In the picture we need to find out the angle, x<90, that D makes with a1/a2. We can use the cosine rule.
C^2=D^2+a2^2+2(a2)(D)cosx; B^2=D^2+a1^2-2(a1)(D)cosx.
[Note that if x=90 (Pythagorean assumption), C^2=D^2+a2^2 and B^2=D^2+a1^2 and C^2-B^2=a2^2-a1^2. (C-B)(C+B)=(a2+a1)(a2-a1).
77.6(2D+292.6)=40870(40870-2a1); 155.2D+22705.76=1670356900-81740a1.
155.2D=1670334194.24-81740a1. From this it's clear that D and a1 cannot be found uniquely.
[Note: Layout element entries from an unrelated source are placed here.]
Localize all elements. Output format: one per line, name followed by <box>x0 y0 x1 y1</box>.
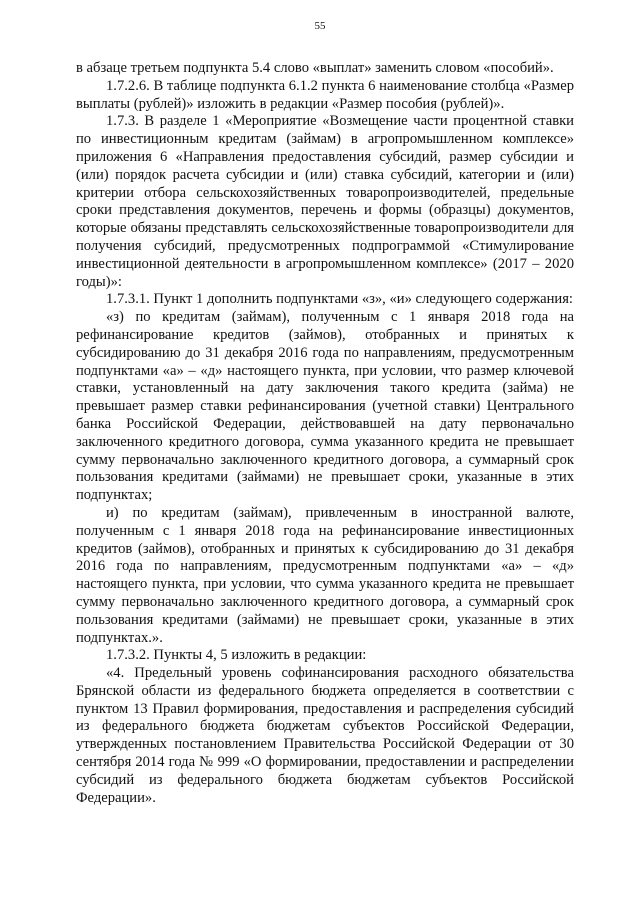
paragraph: 1.7.2.6. В таблице подпункта 6.1.2 пункта 6 наименование столбца «Размер выплаты (рублей)» изложить в редакции «Размер пособия (рублей)». <box>76 77 574 112</box>
page-number: 55 <box>314 20 326 32</box>
paragraph: «4. Предельный уровень софинансирования расходного обязательства Брянской области из федерального бюджета определяется в соответствии с пунктом 13 Правил формирования, предоставления и распределения субсидий из федерального бюджета бюджетам субъектов Российской Федерации, утвержденных постановлением Правительства Российской Федерации от 30 сентября 2014 года № 999 «О формировании, предоставлении и распределении субсидий из федерального бюджета бюджетам субъектов Российской Федерации». <box>76 665 574 806</box>
paragraph: 1.7.3. В разделе 1 «Мероприятие «Возмещение части процентной ставки по инвестиционным кредитам (займам) в агропромышленном комплексе» приложения 6 «Направления предоставления субсидий, размер субсидии и (или) порядок расчета субсидии и (или) ставка субсидий, категории и (или) критерии отбора сельскохозяйственных товаропроизводителей, предельные сроки представления документов, перечень и формы (образцы) документов, которые обязаны представлять сельскохозяйственные товаропроизводители для получения субсидий, предусмотренных подпрограммой «Стимулирование инвестиционной деятельности в агропромышленном комплексе» (2017 – 2020 годы)»: <box>76 113 574 290</box>
document-body <box>76 60 574 807</box>
paragraph: «з) по кредитам (займам), полученным с 1 января 2018 года на рефинансирование кредитов (займов), отобранных и принятых к субсидированию до 31 декабря 2016 года по направлениям, предусмотренным подпунктами «а» – «д» настоящего пункта, при условии, что размер ключевой ставки, установленный на дату заключения такого кредита (займа) не превышает размер ставки рефинансирования (учетной ставки) Центрального банка Российской Федерации, действовавшей на дату первоначально заключенного кредитного договора, сумма указанного кредита не превышает сумму первоначально заключенного кредитного договора, а суммарный срок пользования кредитами (займами) не превышает сроки, указанные в этих подпунктах; <box>76 309 574 504</box>
paragraph: в абзаце третьем подпункта 5.4 слово «выплат» заменить словом «пособий». <box>76 60 554 76</box>
paragraph: 1.7.3.2. Пункты 4, 5 изложить в редакции: <box>106 647 367 664</box>
paragraph: 1.7.3.1. Пункт 1 дополнить подпунктами «з», «и» следующего содержания: <box>106 291 573 308</box>
paragraph: и) по кредитам (займам), привлеченным в иностранной валюте, полученным с 1 января 2018 года на рефинансирование инвестиционных кредитов (займов), отобранных и принятых к субсидированию до 31 декабря 2016 года по направлениям, предусмотренным подпунктами «а» – «д» настоящего пункта, при условии, что сумма указанного кредита не превышает сумму первоначально заключенного кредитного договора, а суммарный срок пользования кредитами (займами) не превышает сроки, указанные в этих подпунктах.». <box>76 504 574 646</box>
However, because the right-hand side must be positive a1<1670334194.24/81740=20434.72 approx. Any value in excess of this would make D negative. This means that a2>20435.28. a2>a1.]
If x≠90, C^2-B^2=a2^2-a1^2+2(a1+a2)Dcosx.
C-B=77.6, C=B+77.6; a1+a2=40870.
(C-B)(C+B)=40870(a2-a1)+2*40870Dcosx.
77.6(2D+292.6)=40870(40870-2a1)+81740Dcosx.
155.2D+22705.76=1670356900-81740a1+81740Dcosx.
D(155.2-81740cosx)=1670334194.24-81740a1. We have three variables, but none can be found uniquely. But we can confirm that a1<20434.72 and a2>20435.28, provided cosx<155.2/81740=0.0018987 and x>89.89 degrees. For x<89.89, the left-hand and right-hand sides must both be negative. If x=84 degrees, for example, (cosx is about 0.1), -8018.8D=1670334194.24-81740a1. So a1>20434.72 and a2<20435.28. So the magnitude of x affects the relationship between a1 and a2.
Perimeter = 40870+292.6+2D=41162.6+2D.
B+C>a1+a2 in order to produce a triangle. 2D+292.6>40870, D>20288.7, so B>20396.2 and C>20473.8.
EXAMPLE SOLUTION
- Let D=20400, and x=90, then a1=(1670334194.24-155.2*20400)/81740=20395.99 and a2=20474.01 (approx). B=20507.5, C=20585.1.
- Let D=20400, and cosx=0.00175 (x=89.90 approx), then a1=(1670334194.24-12.155)/81740=20434.72, a2=20435.28, B=20507.5, C=20585.1.
The examples show that 40870^2 is such a large number that it is barely affected when anything is subtracted from it so a1 and a2 are both close to 40870/2=20435.